Targeting Swine Leukocyte Antigen Class I Molecules for Proteasomal Degradation by the nsp1α Replicase Protein of the Chinese Highly Pathogenic Porcine Reproductive and Respiratory Syndrome Virus Strain JXwn06.

Abstract

Porcine reproductive and respiratory syndrome virus (PRRSV) is a critical pathogen of swine, and infections by this virus often result in delayed, low-level induction of cytotoxic T lymphocyte (CTL) responses in pigs. Here, we report that a Chinese highly pathogenic PRRSV strain possessed the ability to downregulate swine leukocyte antigen class I (SLA-I) molecules on the cell surface of porcine alveolar macrophages and target them for degradation in a manner that was dependent on the ubiquitin-proteasome system. Moreover, we found that the nsp1α replicase protein contributed to this property of PRRSV. Further mutagenesis analyses revealed that this function of nsp1α required the intact molecule, including the zinc finger domain, but not the cysteine protease activity.
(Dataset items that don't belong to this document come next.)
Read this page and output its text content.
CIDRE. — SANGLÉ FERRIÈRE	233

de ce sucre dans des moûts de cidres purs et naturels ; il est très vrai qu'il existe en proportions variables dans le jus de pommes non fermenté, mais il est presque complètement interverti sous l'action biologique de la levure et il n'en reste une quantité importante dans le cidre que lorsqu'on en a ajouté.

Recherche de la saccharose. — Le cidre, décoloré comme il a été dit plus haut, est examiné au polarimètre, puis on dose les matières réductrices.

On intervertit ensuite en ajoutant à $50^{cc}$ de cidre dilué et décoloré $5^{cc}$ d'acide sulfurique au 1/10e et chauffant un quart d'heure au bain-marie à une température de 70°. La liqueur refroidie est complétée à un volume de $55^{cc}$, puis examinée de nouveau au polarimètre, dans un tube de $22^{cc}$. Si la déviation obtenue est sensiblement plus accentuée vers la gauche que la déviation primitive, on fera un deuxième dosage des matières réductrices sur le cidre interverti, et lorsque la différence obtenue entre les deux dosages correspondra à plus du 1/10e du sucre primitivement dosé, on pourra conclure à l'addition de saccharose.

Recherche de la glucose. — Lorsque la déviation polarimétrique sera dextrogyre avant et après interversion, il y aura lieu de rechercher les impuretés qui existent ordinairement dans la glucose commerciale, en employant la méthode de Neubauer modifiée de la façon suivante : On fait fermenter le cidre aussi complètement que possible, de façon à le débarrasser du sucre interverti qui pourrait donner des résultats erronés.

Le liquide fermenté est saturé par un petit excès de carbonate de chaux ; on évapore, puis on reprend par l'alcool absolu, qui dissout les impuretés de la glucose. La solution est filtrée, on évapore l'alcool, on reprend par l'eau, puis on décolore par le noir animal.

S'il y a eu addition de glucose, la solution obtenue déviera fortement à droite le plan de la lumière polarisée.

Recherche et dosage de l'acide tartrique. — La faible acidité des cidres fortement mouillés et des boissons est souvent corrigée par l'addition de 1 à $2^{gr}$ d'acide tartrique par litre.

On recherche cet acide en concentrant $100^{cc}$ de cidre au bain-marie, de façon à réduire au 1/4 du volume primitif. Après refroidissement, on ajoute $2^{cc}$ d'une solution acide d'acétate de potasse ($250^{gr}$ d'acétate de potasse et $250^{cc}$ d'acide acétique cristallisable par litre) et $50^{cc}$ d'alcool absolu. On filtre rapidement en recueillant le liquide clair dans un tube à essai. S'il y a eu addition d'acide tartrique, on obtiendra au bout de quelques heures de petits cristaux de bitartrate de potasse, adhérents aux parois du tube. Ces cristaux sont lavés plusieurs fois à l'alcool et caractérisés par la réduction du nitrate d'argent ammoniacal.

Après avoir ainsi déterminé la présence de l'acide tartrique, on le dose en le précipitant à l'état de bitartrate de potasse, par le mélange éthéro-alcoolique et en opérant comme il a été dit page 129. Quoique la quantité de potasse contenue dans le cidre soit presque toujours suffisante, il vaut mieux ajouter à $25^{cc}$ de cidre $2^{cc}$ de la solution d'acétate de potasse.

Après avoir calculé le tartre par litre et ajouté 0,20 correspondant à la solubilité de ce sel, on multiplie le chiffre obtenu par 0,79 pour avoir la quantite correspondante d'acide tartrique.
More importantly, we found that nsp1α was able to interact with both chains of SLA-I, a requirement that is commonly needed for many viral proteins to target their cellular substrates for proteasomal degradation. Together, our findings provide critical insights into the mechanisms of how PRRSV might evade cellular immunity and also add a new role for nsp1α in PRRSV infection. PRRSV infections often result in delayed, low-level induction of CTL responses in pigs. Deregulation of this immunity is thought to prevent the virus from clearance in an efficient and timely manner, contributing to persistent infections in swineherds. Our studies in this report provide critical insight into the mechanism of how PRRSV might evade CTL responses. In addition, our findings add a new role for nsp1α, a critical viral factor involved in antagonizing host innate immunity.